I think the issue is that there are no entries in /var/vcap/store/bosh_exporter/bosh_target_groups.json for either firehose or cf_exporter

frodenas commented 6 years ago

What bosh director are you monitoring? Are there any errors at the /var/vcap/sys/log/bosh_exporter/* logs?

fgraichen commented 6 years ago

There are no errrors in that log and I am getting bosh statistics. Is it possible that because I am doing both monitor bosh AND monitor cf in the same deployment that the way the scrape config a get created that the bosh is wiping out the cf and firehose scrape statements? I have verified that both collect metrics and if I hard code the scrapes config they work as expected .. I will remove monitor bosh this am and see if this theory holds.

frodenas commented 6 years ago

No, all exporters can coexist in the same deployment.

How many BOSH directors do you have? If you have more than 1, are you monitoring the one where you have deployed your exporters?

benjaminguttmann-avtq commented 6 years ago

@frodenas : Okay, I think I still don't get how the service discovery stuff works in detail. If I got three bosh exporters ( that means three directors ). One of these directors deployed the exporters (firehose, cf, bosh exporter all on one VM, + 2 VM with one bosh exporter each). Is it possible to use the service discovery here and am I right that the service discovery prevents the export from creating bosh tasks all the time?

fgraichen commented 6 years ago

Here was the final combination that worked for me. I took the advice here to add the scrape configs from 4 days ago and added them directly to the main prometheus yml. I didn’t put it together right away that that was were the array in the spec statement was getting its values. With these specific scrape statements in the Prometheus.yml and then executing the monitor-bosh.yml I ended up with all of the pieces in one scrape config.

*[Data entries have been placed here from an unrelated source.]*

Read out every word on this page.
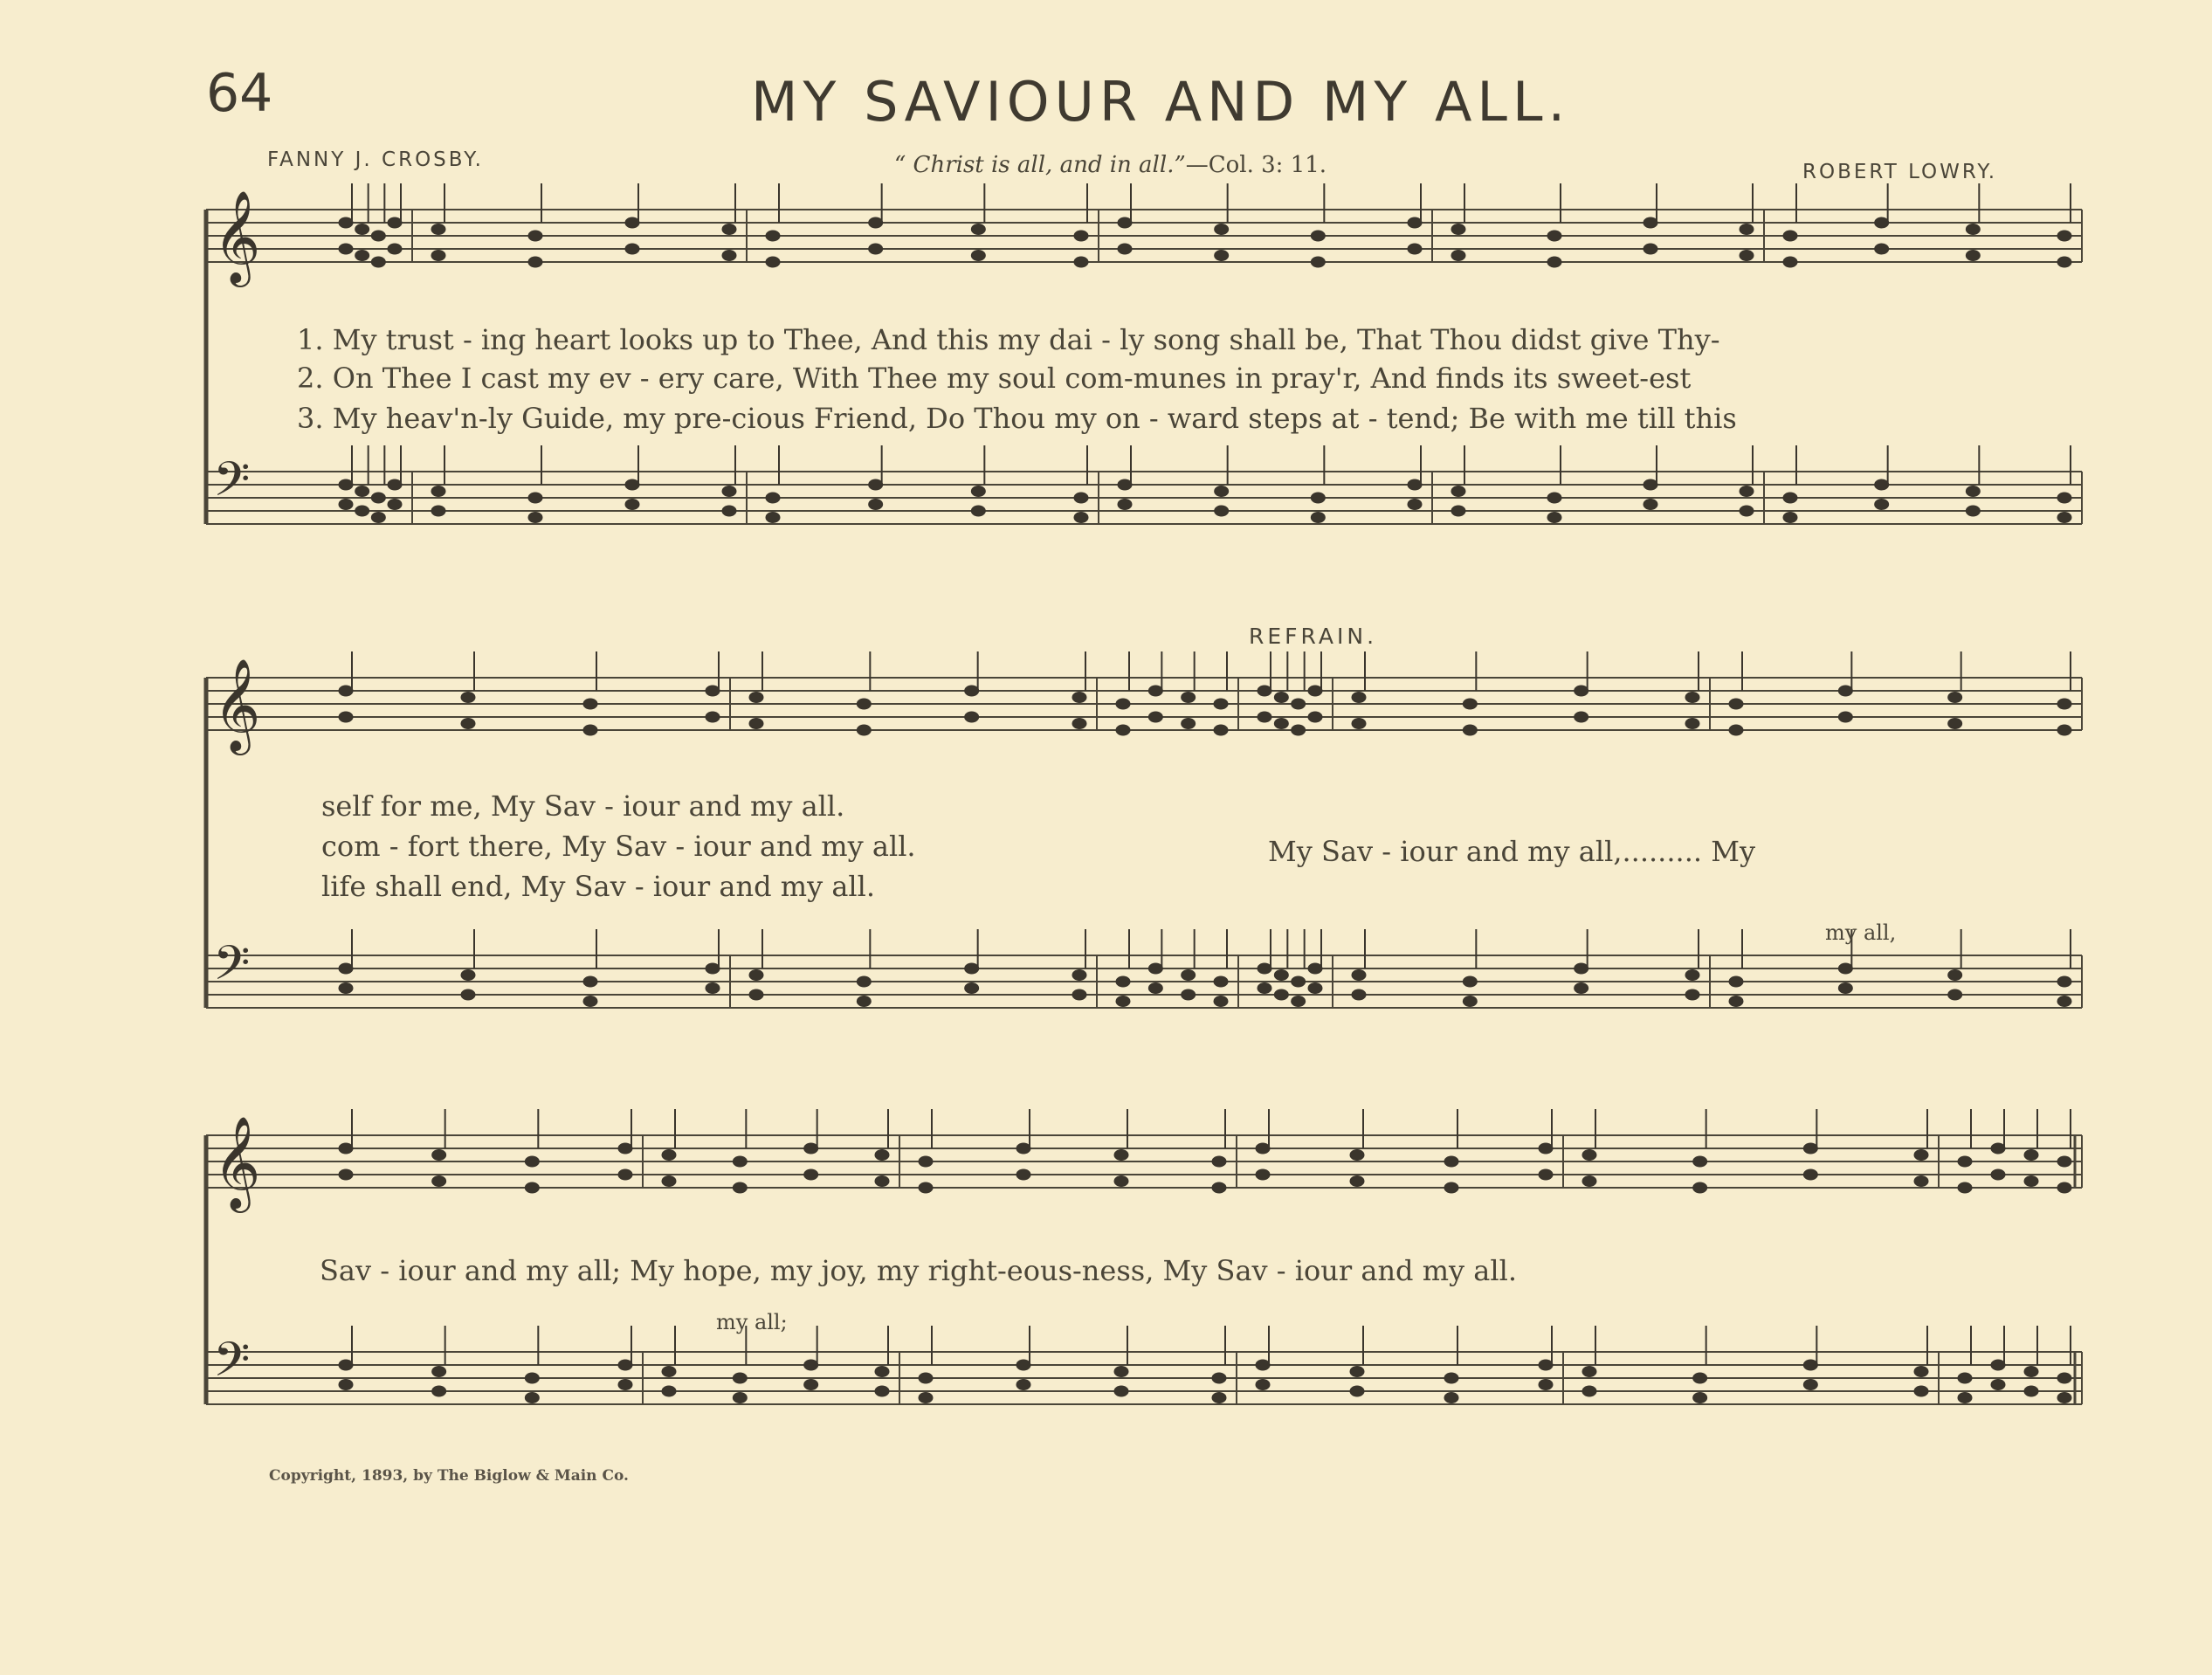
64	MY SAVIOUR AND MY ALL.
FANNY J. CROSBY.	“ Christ is all, and in all.”—Col. 3: 11.	ROBERT LOWRY.
𝄞
𝄢
𝄞
𝄢
𝄞
𝄢
1. My trust - ing heart looks up to Thee, And this my dai - ly song shall be, That Thou didst give Thy-
2. On Thee I cast my ev - ery care, With Thee my soul com-munes in pray'r, And finds its sweet-est
3. My heav'n-ly Guide, my pre-cious Friend, Do Thou my on - ward steps at - tend; Be with me till this
REFRAIN.
self for me, My Sav - iour and my all.
com - fort there, My Sav - iour and my all.
life shall end, My Sav - iour and my all.
My Sav - iour and my all,......... My
my all,
Sav - iour and my all; My hope, my joy, my right-eous-ness, My Sav - iour and my all.
my all;
Copyright, 1893, by The Biglow & Main Co.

Maybe the readme needs this information more clearly spelled out ? Next I want to add the ability to monitor an additional cloud foundry environment from one Prometheus. I know now how to add the prometheus statements to the scrape config but not sure how I would get one Prometheus deployment to do multiple firehose, bosh and cf exporters in one deployment. Even if I have to do that manually at the Prometheus level this is still a very worthwhile Bosh deployment script!

frodenas commented 6 years ago

@benjaminguttmann-avtq we're conflating different issues here.

@fgraichen the actual manifest files in this repo are targered for a single BOSH and CF installation. If you want to monitor multiple BOSHes or CFs, then you will need to create your own manifest files.

fgraichen commented 6 years ago

Tremendous thanks for your help and patience. This is a great bosh deployment. I understand that I was trying to bend it to a different purpose than for what it was originally designed for (and I understand your point of how it would have just worked had I only involved one director).

I now have a great starting point to take this down the path that matches our deployment methodology. You can close this issue,

Thanks again.